Qatar  | عربي

Download the PDF version of this weekly commentary in English or عربي

Growth in the Euro Area was stronger than expected in the first quarter of 2016, registering 2.2% on an annualised basis. While the full data are yet to become available, early signs indicate strong growth in the European periphery such as Ireland and Spain. This suggests that at least part of the region’s crisis is behind us. But there is still some way to go for the region. Although growth for the year 2016 is expected to stabilise, it is settling at the rather unimpressive rate of 1.5%. Furthermore, if any negative shock hit the economy, there would be limited policy space to respond, especially on the monetary side.

Growth in the Euro Area beat expectations by around 0.6%. But the overall better-than-expected performance hides regional variation in growth among Euro Area countries. Germany continues to show steady growth, with analysts expecting around 2.4% growth in Q1. Meanwhile, Spain and Ireland are the standout performers, with the former growing by 3.2% in the first quarter, and the latter growing by 7.8% in 2015 (Q1 data are not available yet). The stellar performance of some periphery countries shows that at least some adjustment has actually taken place in the Euro Area. Indeed, most periphery countries have managed to turn their large current account deficits, one of the major causes of the Euro Area crisis in 2011-12, into surpluses as they successfully regained competitiveness.
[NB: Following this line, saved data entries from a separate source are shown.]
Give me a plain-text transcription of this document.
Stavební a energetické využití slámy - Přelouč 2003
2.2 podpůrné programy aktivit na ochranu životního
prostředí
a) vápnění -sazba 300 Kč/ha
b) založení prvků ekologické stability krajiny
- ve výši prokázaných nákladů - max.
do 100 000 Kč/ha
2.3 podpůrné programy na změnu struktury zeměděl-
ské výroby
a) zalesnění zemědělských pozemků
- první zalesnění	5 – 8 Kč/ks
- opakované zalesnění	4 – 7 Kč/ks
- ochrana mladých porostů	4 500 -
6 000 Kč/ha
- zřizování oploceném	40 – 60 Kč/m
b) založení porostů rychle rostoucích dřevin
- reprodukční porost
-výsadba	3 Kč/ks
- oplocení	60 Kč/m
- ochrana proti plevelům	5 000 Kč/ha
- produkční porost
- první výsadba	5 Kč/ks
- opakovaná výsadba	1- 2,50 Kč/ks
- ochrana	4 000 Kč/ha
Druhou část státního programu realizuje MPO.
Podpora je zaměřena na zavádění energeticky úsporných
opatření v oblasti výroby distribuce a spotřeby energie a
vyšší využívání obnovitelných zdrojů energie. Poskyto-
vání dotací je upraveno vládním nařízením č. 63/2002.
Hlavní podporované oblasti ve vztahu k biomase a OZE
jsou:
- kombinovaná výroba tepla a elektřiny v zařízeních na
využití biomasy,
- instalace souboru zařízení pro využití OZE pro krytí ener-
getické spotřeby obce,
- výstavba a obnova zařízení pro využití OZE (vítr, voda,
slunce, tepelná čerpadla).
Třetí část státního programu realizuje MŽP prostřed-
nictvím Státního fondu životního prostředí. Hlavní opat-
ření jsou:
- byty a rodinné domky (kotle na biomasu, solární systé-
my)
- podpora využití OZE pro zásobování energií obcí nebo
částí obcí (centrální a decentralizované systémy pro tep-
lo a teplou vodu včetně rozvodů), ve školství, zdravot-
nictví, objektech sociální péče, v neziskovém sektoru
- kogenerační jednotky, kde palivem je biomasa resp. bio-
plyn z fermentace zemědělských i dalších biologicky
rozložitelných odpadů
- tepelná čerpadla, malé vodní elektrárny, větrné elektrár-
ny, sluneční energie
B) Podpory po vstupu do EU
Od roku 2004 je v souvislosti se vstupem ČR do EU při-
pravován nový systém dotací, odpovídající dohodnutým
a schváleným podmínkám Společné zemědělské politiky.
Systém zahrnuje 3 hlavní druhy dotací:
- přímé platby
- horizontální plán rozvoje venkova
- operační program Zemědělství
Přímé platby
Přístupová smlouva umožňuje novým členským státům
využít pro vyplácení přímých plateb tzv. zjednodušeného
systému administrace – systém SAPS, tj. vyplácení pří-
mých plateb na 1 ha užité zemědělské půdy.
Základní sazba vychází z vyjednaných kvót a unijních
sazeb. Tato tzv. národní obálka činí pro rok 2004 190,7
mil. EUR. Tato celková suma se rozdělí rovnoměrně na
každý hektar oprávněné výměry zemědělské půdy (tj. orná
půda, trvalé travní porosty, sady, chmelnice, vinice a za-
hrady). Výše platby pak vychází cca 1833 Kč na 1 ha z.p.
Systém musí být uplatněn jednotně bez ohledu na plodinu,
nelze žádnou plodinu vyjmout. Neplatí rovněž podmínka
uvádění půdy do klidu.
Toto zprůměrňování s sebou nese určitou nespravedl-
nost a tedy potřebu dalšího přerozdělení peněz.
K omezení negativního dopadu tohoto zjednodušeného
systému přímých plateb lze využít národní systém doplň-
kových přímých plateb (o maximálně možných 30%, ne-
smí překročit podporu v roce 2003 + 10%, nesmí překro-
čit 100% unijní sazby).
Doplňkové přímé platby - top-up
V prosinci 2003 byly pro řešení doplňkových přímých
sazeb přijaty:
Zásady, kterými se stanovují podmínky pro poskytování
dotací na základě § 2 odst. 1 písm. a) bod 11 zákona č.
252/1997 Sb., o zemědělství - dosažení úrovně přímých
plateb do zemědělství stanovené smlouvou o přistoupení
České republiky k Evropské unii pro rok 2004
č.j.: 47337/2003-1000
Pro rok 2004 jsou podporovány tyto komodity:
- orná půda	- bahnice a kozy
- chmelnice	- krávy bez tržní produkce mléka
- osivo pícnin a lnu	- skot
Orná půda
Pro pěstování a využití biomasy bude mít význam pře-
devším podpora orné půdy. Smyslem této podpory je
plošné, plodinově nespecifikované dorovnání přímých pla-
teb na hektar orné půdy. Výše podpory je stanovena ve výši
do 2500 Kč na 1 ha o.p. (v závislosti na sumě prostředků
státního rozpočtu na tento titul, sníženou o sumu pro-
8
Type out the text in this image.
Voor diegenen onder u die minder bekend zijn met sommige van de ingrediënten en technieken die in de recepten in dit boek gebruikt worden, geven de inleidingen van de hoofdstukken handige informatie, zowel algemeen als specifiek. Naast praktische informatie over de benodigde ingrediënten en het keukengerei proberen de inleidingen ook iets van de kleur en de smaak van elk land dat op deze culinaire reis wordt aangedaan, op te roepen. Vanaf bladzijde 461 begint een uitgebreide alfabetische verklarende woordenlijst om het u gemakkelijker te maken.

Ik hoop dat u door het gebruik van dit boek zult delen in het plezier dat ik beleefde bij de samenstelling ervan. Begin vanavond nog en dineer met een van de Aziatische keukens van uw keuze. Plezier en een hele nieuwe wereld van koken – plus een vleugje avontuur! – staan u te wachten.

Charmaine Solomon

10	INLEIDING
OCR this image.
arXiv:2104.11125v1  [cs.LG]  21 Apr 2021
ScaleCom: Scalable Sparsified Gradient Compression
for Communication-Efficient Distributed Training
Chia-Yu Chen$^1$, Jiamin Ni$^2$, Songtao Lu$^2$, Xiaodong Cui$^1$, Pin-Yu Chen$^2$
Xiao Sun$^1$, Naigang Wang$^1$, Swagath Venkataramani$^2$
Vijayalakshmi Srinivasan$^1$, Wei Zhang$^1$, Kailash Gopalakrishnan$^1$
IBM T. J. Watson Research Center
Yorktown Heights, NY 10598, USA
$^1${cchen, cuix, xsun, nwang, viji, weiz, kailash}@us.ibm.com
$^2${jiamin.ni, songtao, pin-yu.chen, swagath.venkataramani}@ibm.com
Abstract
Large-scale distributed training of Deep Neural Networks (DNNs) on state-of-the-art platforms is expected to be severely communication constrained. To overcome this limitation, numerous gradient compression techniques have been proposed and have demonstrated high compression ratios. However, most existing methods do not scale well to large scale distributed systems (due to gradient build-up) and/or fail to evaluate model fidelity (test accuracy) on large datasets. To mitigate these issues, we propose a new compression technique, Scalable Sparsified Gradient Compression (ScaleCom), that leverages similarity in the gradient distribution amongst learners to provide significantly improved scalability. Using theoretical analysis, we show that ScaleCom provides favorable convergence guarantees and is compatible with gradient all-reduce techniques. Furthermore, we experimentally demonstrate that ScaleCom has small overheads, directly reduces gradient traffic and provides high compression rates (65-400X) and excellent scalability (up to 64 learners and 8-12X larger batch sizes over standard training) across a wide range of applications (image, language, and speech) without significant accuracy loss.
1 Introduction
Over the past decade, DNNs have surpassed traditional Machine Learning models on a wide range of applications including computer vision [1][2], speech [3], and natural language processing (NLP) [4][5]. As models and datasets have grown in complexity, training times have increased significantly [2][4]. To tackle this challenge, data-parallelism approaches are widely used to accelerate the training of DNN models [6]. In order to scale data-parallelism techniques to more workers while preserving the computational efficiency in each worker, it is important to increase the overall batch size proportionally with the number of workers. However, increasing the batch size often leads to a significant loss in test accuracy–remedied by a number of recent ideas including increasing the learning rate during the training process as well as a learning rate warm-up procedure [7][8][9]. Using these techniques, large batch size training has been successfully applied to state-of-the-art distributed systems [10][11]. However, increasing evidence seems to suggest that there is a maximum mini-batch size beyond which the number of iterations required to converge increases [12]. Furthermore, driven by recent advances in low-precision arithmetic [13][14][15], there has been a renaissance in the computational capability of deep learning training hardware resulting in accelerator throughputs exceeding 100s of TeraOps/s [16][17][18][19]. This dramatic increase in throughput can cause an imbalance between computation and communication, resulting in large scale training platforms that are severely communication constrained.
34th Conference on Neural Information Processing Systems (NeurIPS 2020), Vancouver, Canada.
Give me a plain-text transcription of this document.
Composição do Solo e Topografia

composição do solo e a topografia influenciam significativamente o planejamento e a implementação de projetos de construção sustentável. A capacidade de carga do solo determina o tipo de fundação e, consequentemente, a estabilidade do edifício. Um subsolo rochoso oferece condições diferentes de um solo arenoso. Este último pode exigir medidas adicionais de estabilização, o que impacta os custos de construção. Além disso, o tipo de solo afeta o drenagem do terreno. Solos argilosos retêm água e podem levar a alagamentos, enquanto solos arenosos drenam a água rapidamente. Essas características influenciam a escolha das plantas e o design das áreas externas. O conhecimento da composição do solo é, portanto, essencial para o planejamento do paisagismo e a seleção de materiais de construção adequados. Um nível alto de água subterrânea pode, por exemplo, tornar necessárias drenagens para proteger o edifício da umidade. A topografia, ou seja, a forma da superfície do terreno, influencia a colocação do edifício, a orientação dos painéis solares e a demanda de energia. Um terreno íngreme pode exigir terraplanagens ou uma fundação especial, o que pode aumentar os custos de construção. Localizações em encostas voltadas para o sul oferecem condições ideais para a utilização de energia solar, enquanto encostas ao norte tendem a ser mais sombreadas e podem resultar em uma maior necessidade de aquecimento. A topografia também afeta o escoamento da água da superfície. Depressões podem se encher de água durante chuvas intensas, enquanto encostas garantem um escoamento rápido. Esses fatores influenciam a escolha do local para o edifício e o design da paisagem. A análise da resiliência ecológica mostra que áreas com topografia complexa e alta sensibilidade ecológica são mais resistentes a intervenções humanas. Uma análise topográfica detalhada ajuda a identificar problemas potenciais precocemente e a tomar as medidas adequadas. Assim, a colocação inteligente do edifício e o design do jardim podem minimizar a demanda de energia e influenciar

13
This was achieved through both the reduction of domestic costs and wages in the periphery countries as well as the depreciation of the euro, which improved the external balances of the region as a whole.

Despite the correction of the external imbalances, growth in the region is expected to stabilise in 2016 at 1.5%, similar to the rate achieved last year as some tailwinds are offset by headwinds. On the one hand, lower oil prices this year should support consumption in the region given that it is a net oil importer. In addition, both monetary and fiscal policies are expected to continue to be supportive for growth. On the other hand, and despite accommodative monetary policy, its impact is becoming more limited. Furthermore, the uncertainty surrounding potential UK exit from the European Union (“Brexit”) is hindering growth in the region, although to a lesser extent than its impact on the UK.

Current Account Balance

(% of GDP)


Current Account Balance

Sources: International Monetary Fund, Haver Analytics and QNB Economics

While growth is expected to stabilise, the region also faces a number of risks. On the domestic front, there is the risk of other countries seeking an exit from the European Union or the Euro Area if Brexit succeeds. There is also the risk of spillover from Greece if the annual round of negotiations over debt fails to reach an agreement. The region also faces a number of external risks such as adisruptive slowdown in the Chinese economy or a derailing of the recovery in the US.


If these risks materialise, there will be limited policy space to respond. On the monetary side, there is little the central bank could do having already reduced interest rates to negative and embarked on a large quantitative easing programme. This leaves fiscal policy to do the heavy lifting, but even this is constrained by the high level of public debt, which is currently around 93% of GDP.

In summary, growth in the Euro Area is stabilising, showing that the worst of the crisis is probably behind the region. However, it is settling at a rather unimpressive rate. And if the region is hit by an adverse shock, either domestic or external, then the policy space to respond is limited—especially on the monetary front.